Trump, diversamente, non solo ha tagliate le tasse, nella sua riforma fiscale pre-pandemia da “virus cinese”, ma nessun accordo è stato stipulato dai repubblicani odierni con il partito dell’Asinello; come pure lo scontro “totale”, oggi in corso nelle piazze, seppur per fortuna attenuato nelle ultime ore, dalla maggioranza silenziosa è percepita come strumentale, e, soprattutto, non causato da Trump. Ma la grande differenza tra i tumulti del 1992 e quelli del 2020, e che si dimostrerà decisiva alle elezioni che si terranno fra qualche mese, è che quasi trent’anni fa i fenomeni furono circoscritti alla classe operaia, mentre ora non solo sono più estesi, ma godono anche dell’appoggio dei democratici, con l’ex presidente Obama in primis, che ha detto di “comprendere” i rivoltosi. Un abbraccio mortale, per il candidato Biden, che si presenta come un moderato, fresco della candidatura ufficiale, visto che la settimana scorsa ha superato il numero minimo dei delegati necessari per l’affermazione alla convention estiva. Mortale sarà pure l’endorsement di Colin Powell, all’ex vice di Obama, negli otto anni a Washington: di quello stesso Powell, che sotto Bush figlio, come segretario di Stato, avallò il bluff delle armi di distruzioni di massa dell’Iraq, e che, pur essendo egli repubblicano, appoggiò la candidatura di Obama dodici anni fa. Un errore, dunque, politicamente sacrificale, quello dei dem Usa, di appoggiare – o tuttavia di non ostacolare – quello che di fatto è un “terrorismo” interno, come i “riots”: un errore che non fece neanche un partito comunista autentico, come quello italiano, negli anni ’70, che isolò sempre le frange antisistema. Insomma, l’interpretazione di Trump di una sinistra americana ormai radicalizzata, ha ora i suoi risconti concreti nelle dinamiche politico-sociali quotidiane, in un sistema che sembra, sempre più, assumere la fisionomia del vecchio continente, modello XX° secolo.

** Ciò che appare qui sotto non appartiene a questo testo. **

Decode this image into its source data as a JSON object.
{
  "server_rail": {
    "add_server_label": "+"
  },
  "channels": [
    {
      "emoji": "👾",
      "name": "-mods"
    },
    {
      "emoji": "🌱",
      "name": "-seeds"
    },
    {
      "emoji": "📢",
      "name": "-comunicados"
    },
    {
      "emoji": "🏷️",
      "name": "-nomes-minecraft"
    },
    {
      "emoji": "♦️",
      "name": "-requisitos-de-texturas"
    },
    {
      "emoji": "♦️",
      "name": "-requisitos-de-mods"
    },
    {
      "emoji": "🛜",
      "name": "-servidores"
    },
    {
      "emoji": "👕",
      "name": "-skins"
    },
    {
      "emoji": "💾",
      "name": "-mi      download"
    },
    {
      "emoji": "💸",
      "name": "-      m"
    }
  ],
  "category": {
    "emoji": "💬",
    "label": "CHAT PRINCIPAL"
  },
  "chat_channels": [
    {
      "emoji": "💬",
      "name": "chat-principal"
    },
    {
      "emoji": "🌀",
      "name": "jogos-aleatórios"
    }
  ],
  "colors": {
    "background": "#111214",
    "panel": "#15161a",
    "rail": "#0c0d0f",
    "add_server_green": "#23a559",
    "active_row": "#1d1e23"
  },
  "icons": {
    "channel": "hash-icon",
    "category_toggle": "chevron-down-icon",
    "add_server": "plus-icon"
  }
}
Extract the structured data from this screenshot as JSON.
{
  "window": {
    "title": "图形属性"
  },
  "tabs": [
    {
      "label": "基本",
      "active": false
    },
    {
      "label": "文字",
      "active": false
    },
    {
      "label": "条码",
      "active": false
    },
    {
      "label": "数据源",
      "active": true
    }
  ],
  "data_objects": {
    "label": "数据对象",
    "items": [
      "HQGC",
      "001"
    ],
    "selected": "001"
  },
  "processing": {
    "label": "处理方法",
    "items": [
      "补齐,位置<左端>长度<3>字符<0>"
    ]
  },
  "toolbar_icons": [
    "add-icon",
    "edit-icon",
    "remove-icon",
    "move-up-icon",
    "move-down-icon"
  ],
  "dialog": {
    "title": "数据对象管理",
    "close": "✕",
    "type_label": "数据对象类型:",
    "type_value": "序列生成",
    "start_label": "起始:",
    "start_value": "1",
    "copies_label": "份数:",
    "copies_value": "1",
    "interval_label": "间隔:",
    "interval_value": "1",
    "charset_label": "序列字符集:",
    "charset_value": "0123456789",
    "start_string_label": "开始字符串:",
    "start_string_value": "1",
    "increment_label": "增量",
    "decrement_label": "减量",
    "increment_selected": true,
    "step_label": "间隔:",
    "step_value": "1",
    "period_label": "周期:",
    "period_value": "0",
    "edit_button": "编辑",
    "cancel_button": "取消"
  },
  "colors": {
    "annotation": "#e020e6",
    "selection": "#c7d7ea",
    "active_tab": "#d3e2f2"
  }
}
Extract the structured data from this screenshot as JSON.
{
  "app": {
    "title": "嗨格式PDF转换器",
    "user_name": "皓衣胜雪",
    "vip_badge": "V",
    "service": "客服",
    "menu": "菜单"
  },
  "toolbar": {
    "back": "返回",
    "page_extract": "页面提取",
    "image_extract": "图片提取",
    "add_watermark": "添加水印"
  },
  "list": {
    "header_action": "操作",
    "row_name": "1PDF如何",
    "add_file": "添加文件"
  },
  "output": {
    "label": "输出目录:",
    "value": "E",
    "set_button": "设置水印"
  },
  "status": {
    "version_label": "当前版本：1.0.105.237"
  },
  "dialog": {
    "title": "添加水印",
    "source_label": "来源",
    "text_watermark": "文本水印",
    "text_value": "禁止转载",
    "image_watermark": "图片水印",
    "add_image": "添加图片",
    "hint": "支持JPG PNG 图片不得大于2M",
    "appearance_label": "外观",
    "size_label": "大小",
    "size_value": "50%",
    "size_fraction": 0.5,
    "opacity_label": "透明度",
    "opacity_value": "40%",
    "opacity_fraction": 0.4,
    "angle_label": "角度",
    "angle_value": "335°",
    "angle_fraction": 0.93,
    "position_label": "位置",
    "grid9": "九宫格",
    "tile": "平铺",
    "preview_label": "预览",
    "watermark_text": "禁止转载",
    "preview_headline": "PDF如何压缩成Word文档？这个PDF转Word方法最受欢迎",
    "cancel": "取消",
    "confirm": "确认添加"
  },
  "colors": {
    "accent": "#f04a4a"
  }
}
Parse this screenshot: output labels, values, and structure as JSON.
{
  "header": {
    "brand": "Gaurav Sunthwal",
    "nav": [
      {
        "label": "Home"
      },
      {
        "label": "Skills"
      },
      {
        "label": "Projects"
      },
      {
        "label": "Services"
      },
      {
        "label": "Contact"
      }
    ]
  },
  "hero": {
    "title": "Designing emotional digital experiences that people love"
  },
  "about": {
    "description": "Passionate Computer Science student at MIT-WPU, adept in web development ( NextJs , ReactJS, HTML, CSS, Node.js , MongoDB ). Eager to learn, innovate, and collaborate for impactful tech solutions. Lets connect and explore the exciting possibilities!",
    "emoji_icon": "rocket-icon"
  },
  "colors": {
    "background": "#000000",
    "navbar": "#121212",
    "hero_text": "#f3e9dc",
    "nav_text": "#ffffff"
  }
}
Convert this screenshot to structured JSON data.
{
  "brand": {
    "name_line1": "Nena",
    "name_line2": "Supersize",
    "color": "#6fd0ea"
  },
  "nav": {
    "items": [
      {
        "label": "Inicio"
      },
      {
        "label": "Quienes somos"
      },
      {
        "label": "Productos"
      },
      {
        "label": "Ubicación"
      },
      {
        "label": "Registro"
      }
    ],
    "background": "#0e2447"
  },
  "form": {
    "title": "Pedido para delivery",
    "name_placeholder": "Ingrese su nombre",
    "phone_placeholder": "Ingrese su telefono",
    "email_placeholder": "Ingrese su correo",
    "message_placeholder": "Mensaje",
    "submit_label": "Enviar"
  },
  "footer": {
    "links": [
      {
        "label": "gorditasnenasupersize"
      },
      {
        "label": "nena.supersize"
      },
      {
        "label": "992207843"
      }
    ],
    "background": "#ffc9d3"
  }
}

Ma a vincere le elezioni presidenziali di novembre, non sarà la marca rivoluzionaria – di cui Sanders, il leader socialista sconfitto alle primarie dem, è uno dei tanti sintomi – in stile russofilo (in America c’è anche chi sta paragonando questo periodo a quello che precedette l’avvento del bolscevismo, seppur distinguendo i possibili esiti, come Gary Saul Morson), ma l’ “american dream”, ancora una volta, che ha il suo serbatoio nella Silent Majority, la maggioranza silenziosa. Il compito di Trump, pertanto, non sarà quello di buttare benzina sul fuoco, su uno scenario già incandescente, ma quello di ergersi a simbolo della maggior parte della popolazione, quella che rifiuta tutti gli estremismi. Anche i sondaggi sono chiari e mostrano che al di là dei radicalismi, minoritari, c’è una chiara maggioranza. Un sondaggio Reuters-Ipsos pubblicato martedì scorso ha rilevato che al 73% della popolazione non dispiacciono le proteste e le manifestazioni, quelle pacifiche, che hanno avuto luogo, mentre il 79% pensa che i saccheggi e gli atti vandalici minino il fondamento della giustizia. Allo stesso modo, un sondaggio di Monmouth del 2 giugno ha rilevato che il 78% ritiene che la rabbia che ha portato alle proteste era solo parzialmente giustificata. Gli americani non sopportano i negozi e le chiese in fiamme.